(Continued from previous post)
My turn. I place my t-shirts on the counter. Having heard the dialogue before, I now know what is in store for me. I begin to think about my answers…”how can I be polite? How do I not show my frustration with this process? I know that she is required to do this…be nice…”
The salesperson asks, “Did you find everything alright?” I respond, “Yes.” My response is abrupt. I dare not look her in the eyes. I act disinterested, nonchalant even, hoping she’ll see that I don’t want to engage in conversation and thereby, just maybe, I can dissuade her from engaging me in the round of questions I know are sure to follow.
She starts to scan my items and I notice on the scanner that the t-shirts are coming up at $10 each.
Wait a minute…on the tag it says $16.50. On the register it says $10. What…just…happened? In my head, I begin to wonder if I should say anything? Is it a mistake? Is it wrong to not say anything? I can’t not say something, so I blurt out, “I thought those were $16.50?” She responds as a matter-of-fact, “Oh, these are on sale, they’re $10 each. There should be a sign next to the shirts. Was it not there?” “I don’t think so…” I reply, but I don’t remember at all if there was a sign next to the shirts. I was so distracted by my own thoughts and anxieties that it’s possible an elephant could have walked through the store and I wouldn’t have noticed. Figuring out all of the colors, doing all of the math, figuring out how many books I could have bought with the same money…what sign? I struggle for a minute, reflecting, was there a sign that I didn’t even notice? I feel a little bit embarrassed, but then, it dawns on me – Hey! The t-shirts are $10 each!

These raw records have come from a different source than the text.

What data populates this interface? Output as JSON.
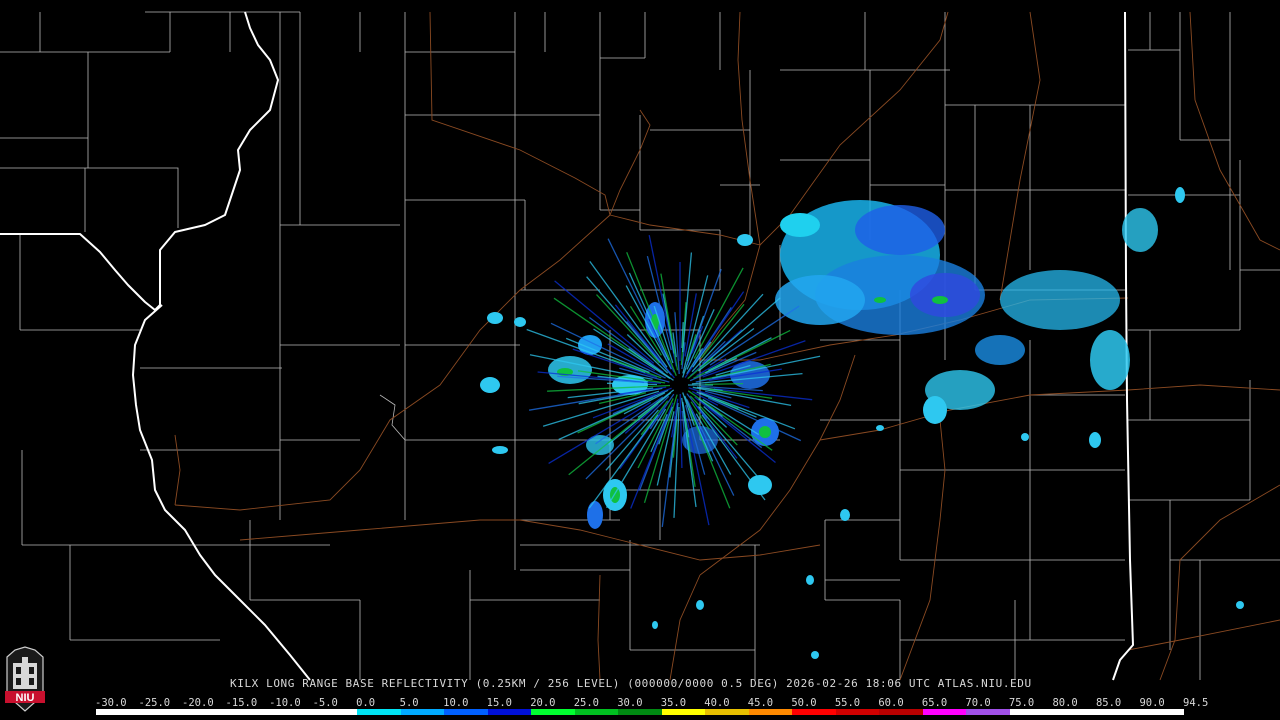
{
  "product_title": "KILX LONG RANGE BASE REFLECTIVITY (0.25KM / 256 LEVEL) (000000/0000 0.5 DEG) 2026-02-26 18:06 UTC  ATLAS.NIU.EDU",
  "logo_text": "NIU",
  "icons": [
    "niu-logo-icon"
  ],
  "colors": {
    "background": "#000000",
    "county_line": "#b9b9b9",
    "state_line": "#ffffff",
    "road": "#8a4a22"
  },
  "scale": {
    "labels": [
      "-30.0",
      "-25.0",
      "-20.0",
      "-15.0",
      "-10.0",
      "-5.0",
      "0.0",
      "5.0",
      "10.0",
      "15.0",
      "20.0",
      "25.0",
      "30.0",
      "35.0",
      "40.0",
      "45.0",
      "50.0",
      "55.0",
      "60.0",
      "65.0",
      "70.0",
      "75.0",
      "80.0",
      "85.0",
      "90.0",
      "94.5"
    ],
    "colors": [
      "#ffffff",
      "#ffffff",
      "#ffffff",
      "#ffffff",
      "#ffffff",
      "#ffffff",
      "#00e4f4",
      "#00aaff",
      "#0060ff",
      "#0010d8",
      "#00ff30",
      "#00c020",
      "#008a12",
      "#ffff00",
      "#e8c000",
      "#ff8a00",
      "#ff0000",
      "#d00000",
      "#b80000",
      "#ff00ff",
      "#a050e8",
      "#ffffff",
      "#ffffff",
      "#ffffff",
      "#ffffff"
    ]
  }
}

With this information I begin running some numbers in my head. A moment ago, I was prepared to pay approximately $115, but now, I’m looking at paying $70. I have a dilemma. I ask if we can stop the transaction because I’m mentally calculating, trying to figure out if I should get more shirts or just enjoy the “savings.” I am having a hard time deciding what I should do. I feel a cramp in my brain. I’m no good at this stuff! I feel so torn about what to do that I stare blankly at the green dots on the register that has my running total at $70. “Do you mind if I run back over and take a look at some more shirts?” I ask. She replies, “Not a problem.” She smiles politely, knowingly, devilishly and I think for a moment as I move away I hear her laugh – the “we gotcha” sort of laugh.
When I first came into the stores, I picked out the shirts I wanted and then I made a direct line to the counter, head down. I was a man on a mission. Now, walking back to the shirt rack, I cautiously lift my head to look around and notice the signs that say “Select Items On Sale.” Upon seeing the signs, I believe I can actually notice the dopamine showering my brain with yummy feelings, my tummy getting butterflies and on overall sense of excitement. By the time I get back to the shirt rack, my head is spinning and I have reached a state of giddy-ness. I notice that there was indeed a sign saying that the t-shirts were on sale for $10 each. How on earth is it possible that I missed the sign – it’s right in the middle of the rack? It’s huge! I had to pass by it at least 6 times as I looked at the shirts and I never saw the damn sign! But…there it is, and I say to myself, “Alright daddy-o, I can get some more!”
I convince myself, I came to the store knowing that I was going to spend around $100 so I might as well find 3 more shirts, you know? It’s almost like I’m playing with the house’s money so anything goes, right? I spend more time reviewing my options, feeling the texture of the shirts, pulling them off the rack and holding them up to my body. Really deliberating, considering my next move. I decide on some shirts in colors that I wouldn’t ordinarily purchase, because somehow, this all feels like it’s extra or free or, I don’t know… it just doesn’t feel the same at all.
Heading back to the counter, I begin to tell myself what a good shopper I am! Feeling like a hunter with a prize kill, I swell up with pride. I lift my head with confidence to view the newly conquered landscape and notice that the “Sale” signs are all over. I make a mental note to myself that I, Shawn the Super Shopper, might just have to come back and look at some of these amazing deals!